Strangely we were very confident that no harm would come to us in the company of Charles, we even asked him to make basic arrangements for our stay while we visited him in London, to then move on to Paris. But to our surprise we had no room booked in London to spend the night before we head for Paris by road. It was evening when we were told this but Charles was unruffled, he said no problems in his confident style, he said we could go to his Club and spend the few hours comfortably. We agreed. His Club turned out to be a big gambling Casino in London. He drove in with style and everyone seemed to know him as he seemed a regular customer and spent a lot of money in the Casino. We went in and by now his Chinese wife had joined us. The reason he dismissively gave us was that there were no room bookings available. Dad and Charles spent time at the various gambling tables of Blackjack, Roulette while his Chinese wife and I snoozed a bit, grabbed a bite had many cups of coffee and even went out in the cold for a stroll on the deserted streets around the Casino area to stretch our legs.

Around four am it was time to head to the White Cliffs of Dover from where we would take the ferry across the English Channel and land in France. It seems like just yesterday and I cannot forget the words that Charles spoke to me that night in the car and the impact that it had on me. Having not slept most of the night, dad and Charles’ Chinese wife were taking the opportunity to snooze and catch up on rest. At a particular point while driving the car, Charles looks at me from the rear mirror and announces. “Oorvazi, please don’t go to sleep on me, give me company to stay awake”. At that instant I felt obliged and conceded to his request like I would, to a long standing friend and kept awake keeping him company. It was not the fear that he would drive us to some weird place but actually the humanness of the request that struck me and on reflection my response to a serial killer was no different than that to a friend I would oblige. There was no great chatter that I can remember but a silent bonding that I had entered into with Charles and that was sufficient to keep us both awake and take us safely to Dover, not to forget the detours we had to take owing to Charles taking confident wrong turns and getting lost on the way which of course made the journey more tiring.
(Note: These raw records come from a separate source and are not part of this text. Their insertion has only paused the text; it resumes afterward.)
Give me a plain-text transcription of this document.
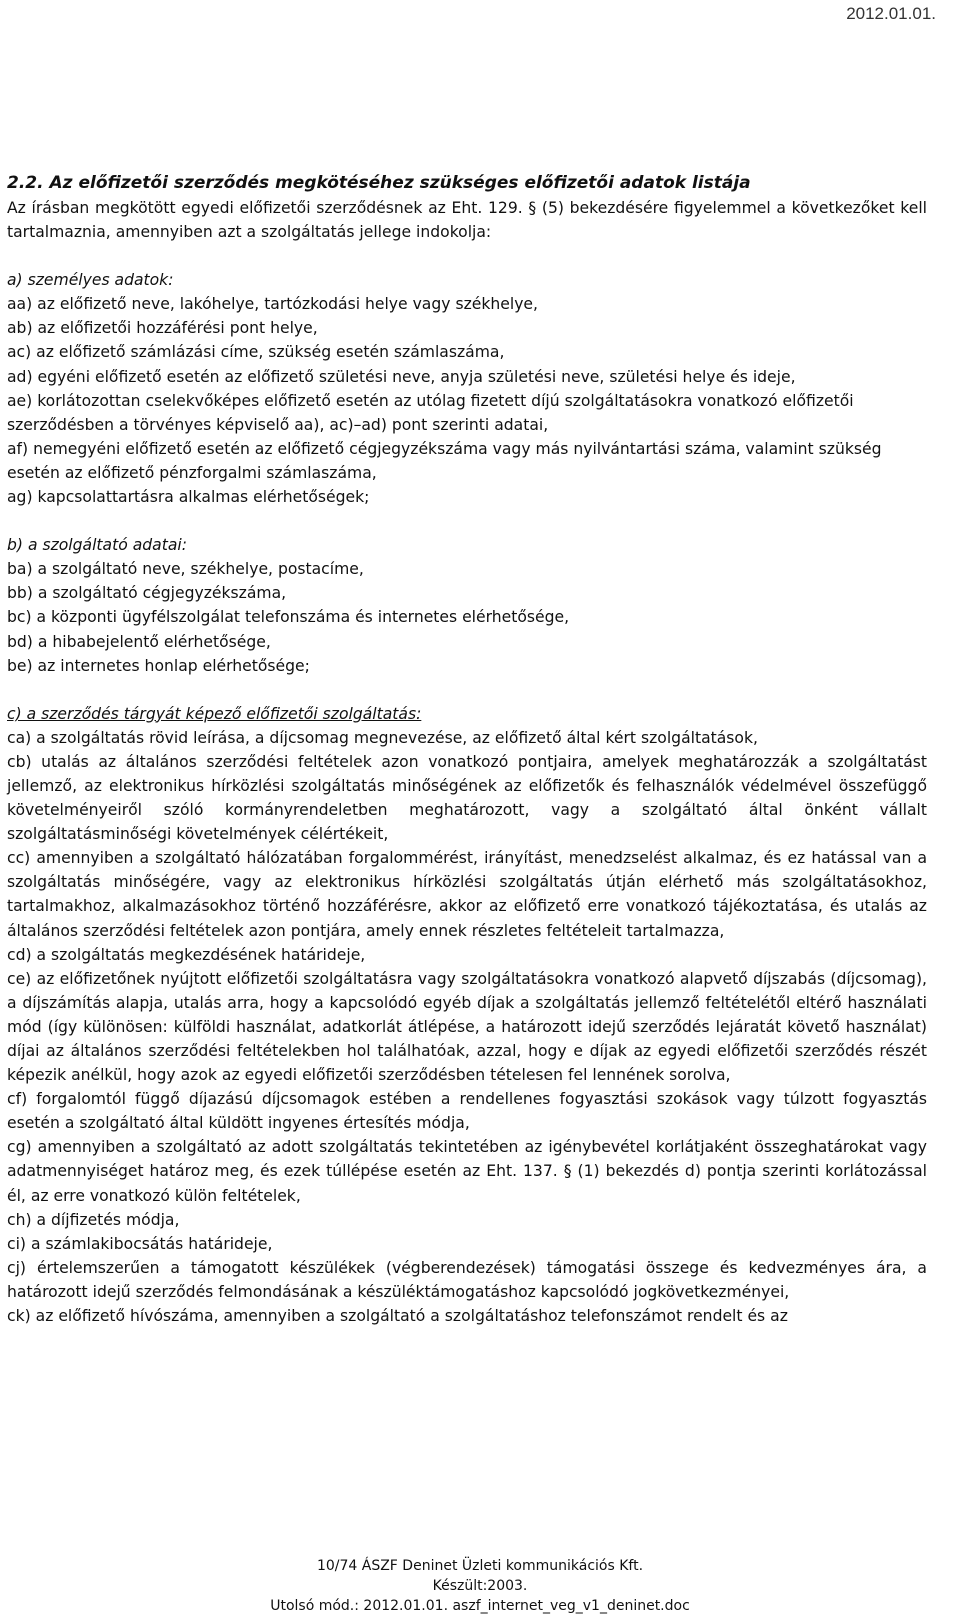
2012.01.01.
2.2. Az előfizetői szerződés megkötéséhez szükséges előfizetői adatok listája
Az írásban megkötött egyedi előfizetői szerződésnek az Eht. 129. § (5) bekezdésére figyelemmel a következőket kell tartalmaznia, amennyiben azt a szolgáltatás jellege indokolja:
a) személyes adatok:
aa) az előfizető neve, lakóhelye, tartózkodási helye vagy székhelye,
ab) az előfizetői hozzáférési pont helye,
ac) az előfizető számlázási címe, szükség esetén számlaszáma,
ad) egyéni előfizető esetén az előfizető születési neve, anyja születési neve, születési helye és ideje,
ae) korlátozottan cselekvőképes előfizető esetén az utólag fizetett díjú szolgáltatásokra vonatkozó előfizetői
szerződésben a törvényes képviselő aa), ac)–ad) pont szerinti adatai,
af) nemegyéni előfizető esetén az előfizető cégjegyzékszáma vagy más nyilvántartási száma, valamint szükség
esetén az előfizető pénzforgalmi számlaszáma,
ag) kapcsolattartásra alkalmas elérhetőségek;
b) a szolgáltató adatai:
ba) a szolgáltató neve, székhelye, postacíme,
bb) a szolgáltató cégjegyzékszáma,
bc) a központi ügyfélszolgálat telefonszáma és internetes elérhetősége,
bd) a hibabejelentő elérhetősége,
be) az internetes honlap elérhetősége;
c) a szerződés tárgyát képező előfizetői szolgáltatás:
ca) a szolgáltatás rövid leírása, a díjcsomag megnevezése, az előfizető által kért szolgáltatások,
cb) utalás az általános szerződési feltételek azon vonatkozó pontjaira, amelyek meghatározzák a szolgáltatást jellemző, az elektronikus hírközlési szolgáltatás minőségének az előfizetők és felhasználók védelmével összefüggő követelményeiről szóló kormányrendeletben meghatározott, vagy a szolgáltató által önként vállalt szolgáltatásminőségi követelmények célértékeit,
cc) amennyiben a szolgáltató hálózatában forgalommérést, irányítást, menedzselést alkalmaz, és ez hatással van a szolgáltatás minőségére, vagy az elektronikus hírközlési szolgáltatás útján elérhető más szolgáltatásokhoz, tartalmakhoz, alkalmazásokhoz történő hozzáférésre, akkor az előfizető erre vonatkozó tájékoztatása, és utalás az általános szerződési feltételek azon pontjára, amely ennek részletes feltételeit tartalmazza,
cd) a szolgáltatás megkezdésének határideje,
ce) az előfizetőnek nyújtott előfizetői szolgáltatásra vagy szolgáltatásokra vonatkozó alapvető díjszabás (díjcsomag), a díjszámítás alapja, utalás arra, hogy a kapcsolódó egyéb díjak a szolgáltatás jellemző feltételétől eltérő használati mód (így különösen: külföldi használat, adatkorlát átlépése, a határozott idejű szerződés lejáratát követő használat) díjai az általános szerződési feltételekben hol találhatóak, azzal, hogy e díjak az egyedi előfizetői szerződés részét képezik anélkül, hogy azok az egyedi előfizetői szerződésben tételesen fel lennének sorolva,
cf) forgalomtól függő díjazású díjcsomagok estében a rendellenes fogyasztási szokások vagy túlzott fogyasztás esetén a szolgáltató által küldött ingyenes értesítés módja,
cg) amennyiben a szolgáltató az adott szolgáltatás tekintetében az igénybevétel korlátjaként összeghatárokat vagy adatmennyiséget határoz meg, és ezek túllépése esetén az Eht. 137. § (1) bekezdés d) pontja szerinti korlátozással él, az erre vonatkozó külön feltételek,
ch) a díjfizetés módja,
ci) a számlakibocsátás határideje,
cj) értelemszerűen a támogatott készülékek (végberendezések) támogatási összege és kedvezményes ára, a határozott idejű szerződés felmondásának a készüléktámogatáshoz kapcsolódó jogkövetkezményei,
ck) az előfizető hívószáma, amennyiben a szolgáltató a szolgáltatáshoz telefonszámot rendelt és az
10/74 ÁSZF Deninet Üzleti kommunikációs Kft.
Készült:2003.
Utolsó mód.: 2012.01.01. aszf_internet_veg_v1_deninet.doc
Like a true Frenchman he would keep complaining about the British and all things English and said France was great- I guess the old historic rivalry between the two nations was somewhere still very much alive in Charles, the Frenchman. Thankfully with the breaking dawn we reached the ferry station in Dover in time for the first ferry out, had a wholesome breakfast of beans, eggs, and bacon while we waited for the ferry to depart and soon we were on French soil. To Charles’s credit, he did not get lost even once when in France and made the journey from the ferry terminal to Paris in excellent time. In Paris we did have a decent room booked for us, but there is a story to it, but that later.

We were shuttled to appointments set up by Charles in the up market real estate area in Paris to meet some French producers and his lawyers. Thanks to Charles the schedule was so hectic that I did not even get the chance to visit the Eiffel Tower (this was my first visit to Paris), but of course I was not there on vacation and that was least of my priorities. Charles was a good host to us and treated us well but I cannot forgive him for making me sick of Chinese food back then, as he repeatedly fed us lunch and dinner, day in and day out, only Chinese and no other cuisine, in the busy China Town area of Paris.
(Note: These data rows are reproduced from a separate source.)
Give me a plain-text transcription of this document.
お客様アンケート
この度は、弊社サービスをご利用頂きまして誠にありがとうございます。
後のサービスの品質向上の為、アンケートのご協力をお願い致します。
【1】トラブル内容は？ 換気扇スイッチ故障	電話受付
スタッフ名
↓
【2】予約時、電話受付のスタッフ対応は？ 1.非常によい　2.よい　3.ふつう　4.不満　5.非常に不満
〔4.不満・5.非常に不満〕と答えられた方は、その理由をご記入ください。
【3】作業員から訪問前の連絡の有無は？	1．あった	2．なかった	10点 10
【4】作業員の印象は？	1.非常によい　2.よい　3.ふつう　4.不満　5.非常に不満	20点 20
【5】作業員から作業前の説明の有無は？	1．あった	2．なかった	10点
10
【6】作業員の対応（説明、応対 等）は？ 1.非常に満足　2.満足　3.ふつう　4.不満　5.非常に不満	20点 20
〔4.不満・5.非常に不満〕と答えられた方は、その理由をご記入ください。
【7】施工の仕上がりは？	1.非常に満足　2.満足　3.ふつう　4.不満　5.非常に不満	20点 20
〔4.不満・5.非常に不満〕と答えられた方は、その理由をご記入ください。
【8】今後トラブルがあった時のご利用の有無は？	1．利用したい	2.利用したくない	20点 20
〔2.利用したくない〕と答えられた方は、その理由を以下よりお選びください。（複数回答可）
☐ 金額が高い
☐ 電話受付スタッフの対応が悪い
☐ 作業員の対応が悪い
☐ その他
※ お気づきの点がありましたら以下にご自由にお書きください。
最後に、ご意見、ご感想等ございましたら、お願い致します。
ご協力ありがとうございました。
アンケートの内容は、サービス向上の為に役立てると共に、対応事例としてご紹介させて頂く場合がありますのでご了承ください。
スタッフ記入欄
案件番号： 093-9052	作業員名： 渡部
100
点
Now this is dramatic, one day in Paris we were almost arrested, no not for a crime of any great proportions but for speeding and not wearing seat belts. We were hauled up by the cops and asked to accompany them to the nearby police station. This was a tense moment as we were in the company of a killer and his criminal past could not be dismissed. And to add to the tension we have Charles’s Chinese wife showing open contempt of the French police in her tone and a loud voice, which made me panic a bit and I wanted to secure my safety from this rather trivial situation which seemed to me could go out of hand. However thankfully we were let off with a fine and a warning and allowed to go.

Charles is famously known for the charm and the power of his attraction that women feel towards him. So meeting his two competing wives vying for his time and attention was me being introduced to a very interesting and significant part of his life and his personality. They both probably played a very important role in keeping him afloat financially. His young vivacious Chinese wife was very street smart and very much her own person obviously as a result of her fight for survival as an immigrant in the hostile foreign environment of Paris. A very important part of her story was that she had borne Charles a lovely girl child which Charles seemed to be terribly fond of. But in Paris I was introduced to Chantal his older, senior wife, if I can refer to her as that. What struck me about Chantal was that she seemed so soft spoken and cultured, so warm and artistically bent that I was wondering what she was doing with a serial killer and had to remind myself about her involvement in his criminal past. Also what intrigued me even more was that after the release of Charles (a long 20 years or so, during which she had remarried and built a new life) she abandoned her current husband and daughter and returned back to Charles. What was it, true love? Can a man like Charles claim that level of affection; was it some unfathomable kind of one sided love, bordering on what is now termed as ‘Love Addiction’? Or just plain and simple sexual attraction? Next morning as if teasing and perplexing me further, I opened my eyes in our hotel room, in front of my bed stood Chantal and Charles just looking at each other like a young couple in love, no physicality just the silent language of the eyes. It just felt so beautiful. But was it a façade or real, the mystery lives on. I reminded myself to drop it -that he is a serial killer and I am in dangerous company. But for me the greatest charm of Charles was that he made me feel totally at ease, and I forgot the criminal in him, he felt like my neighbour next door.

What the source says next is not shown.